Interview de chercheur #2 – Jennifer Gonissen, Doctorante en sciences biomédicales

Jennifer Gonissen

Pour cette seconde interview, j’ai proposé à Jennifer Gonissen de participer car depuis deux ans, je suis à travers le net son parcours et ses recherches et j’ai trouvé qu’elle était passionnante et surtout détentrice d’un univers très personnel et d’un parcours atypique autour des sciences que j’avais très envie de vous présenter. Elle me fait donc le grand plaisir d’accepter cette interview qui est la première de 2020. Partons à la découverte des sciences biomédicales et d’études en anthropologie biologique

Bonjour Jennifer, un grand merci de témoigner dans le cadre du blog. Tout d’abord est-ce que tu peux te présenter un peu et nous expliquer quel est ton métier ?

Bonjour, c’est un plaisir ! Je vis en Belgique avec mon chat Vertèbre.
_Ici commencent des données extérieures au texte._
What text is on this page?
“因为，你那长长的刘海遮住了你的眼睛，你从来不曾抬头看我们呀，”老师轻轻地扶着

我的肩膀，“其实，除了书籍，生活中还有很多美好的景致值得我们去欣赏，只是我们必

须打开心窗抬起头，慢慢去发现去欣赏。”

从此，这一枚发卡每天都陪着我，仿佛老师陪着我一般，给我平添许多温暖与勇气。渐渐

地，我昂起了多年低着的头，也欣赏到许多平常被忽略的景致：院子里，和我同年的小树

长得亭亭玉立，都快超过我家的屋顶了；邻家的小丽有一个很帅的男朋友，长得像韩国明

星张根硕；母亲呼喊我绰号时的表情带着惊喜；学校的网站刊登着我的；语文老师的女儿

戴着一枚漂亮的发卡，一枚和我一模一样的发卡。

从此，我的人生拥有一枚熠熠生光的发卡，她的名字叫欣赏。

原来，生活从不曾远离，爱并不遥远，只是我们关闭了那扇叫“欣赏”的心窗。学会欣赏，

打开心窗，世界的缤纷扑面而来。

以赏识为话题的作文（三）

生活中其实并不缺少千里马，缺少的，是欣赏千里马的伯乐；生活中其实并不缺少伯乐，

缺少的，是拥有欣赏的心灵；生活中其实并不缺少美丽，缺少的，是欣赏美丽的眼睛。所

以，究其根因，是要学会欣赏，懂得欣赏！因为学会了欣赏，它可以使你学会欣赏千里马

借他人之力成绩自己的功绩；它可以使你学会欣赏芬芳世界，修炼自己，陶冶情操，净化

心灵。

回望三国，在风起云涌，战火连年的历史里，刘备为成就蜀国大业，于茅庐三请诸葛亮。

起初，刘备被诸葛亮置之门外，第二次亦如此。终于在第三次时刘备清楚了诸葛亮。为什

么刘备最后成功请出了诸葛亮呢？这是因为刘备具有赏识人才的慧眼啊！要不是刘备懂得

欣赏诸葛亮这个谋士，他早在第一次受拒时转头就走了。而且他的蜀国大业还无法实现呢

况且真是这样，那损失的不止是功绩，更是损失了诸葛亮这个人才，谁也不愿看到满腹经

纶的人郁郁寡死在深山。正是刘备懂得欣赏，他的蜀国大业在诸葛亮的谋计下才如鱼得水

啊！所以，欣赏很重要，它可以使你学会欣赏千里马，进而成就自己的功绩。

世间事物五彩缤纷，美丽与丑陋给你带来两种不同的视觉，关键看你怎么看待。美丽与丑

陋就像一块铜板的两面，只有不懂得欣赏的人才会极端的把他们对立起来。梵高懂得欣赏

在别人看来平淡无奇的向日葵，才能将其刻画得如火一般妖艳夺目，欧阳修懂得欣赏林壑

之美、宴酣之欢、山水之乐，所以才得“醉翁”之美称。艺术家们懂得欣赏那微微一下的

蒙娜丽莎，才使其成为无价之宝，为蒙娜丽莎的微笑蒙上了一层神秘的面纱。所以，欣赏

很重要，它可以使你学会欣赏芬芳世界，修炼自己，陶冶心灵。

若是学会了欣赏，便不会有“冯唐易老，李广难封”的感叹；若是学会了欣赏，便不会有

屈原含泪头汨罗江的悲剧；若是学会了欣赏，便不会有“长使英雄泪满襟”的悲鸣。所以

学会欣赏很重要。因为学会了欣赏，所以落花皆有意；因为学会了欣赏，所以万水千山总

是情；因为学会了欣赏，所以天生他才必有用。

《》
Je suis archéologue et historienne de l’art de formation de base, mais j’adore également la littérature fantastique, l’histoire des cultures slaves, le romantisme noir en peinture, la prose de Franz Kafka, tout ce qui touche à la première et deuxième guerre mondiale, ou encore la traumatologie balistique. Depuis cette année, j’ai eu la chance d’être engagée comme militaire de réserve dans l’armée belge en tant qu’archéologue (oui, c’est possible !). En ce moment je suis ainsi des formations pour travailler pour la Défense dans le domaine de la gestion de crise et je m’intéresse beaucoup à la fonction de « medic » en ce qui concerne les soins au combat . Je pratique également un peu l’escrime, la danse indienne et le yoga pour détendre un peu tout ça. Oh, et je bois beaucoup thé et j’adore dormir!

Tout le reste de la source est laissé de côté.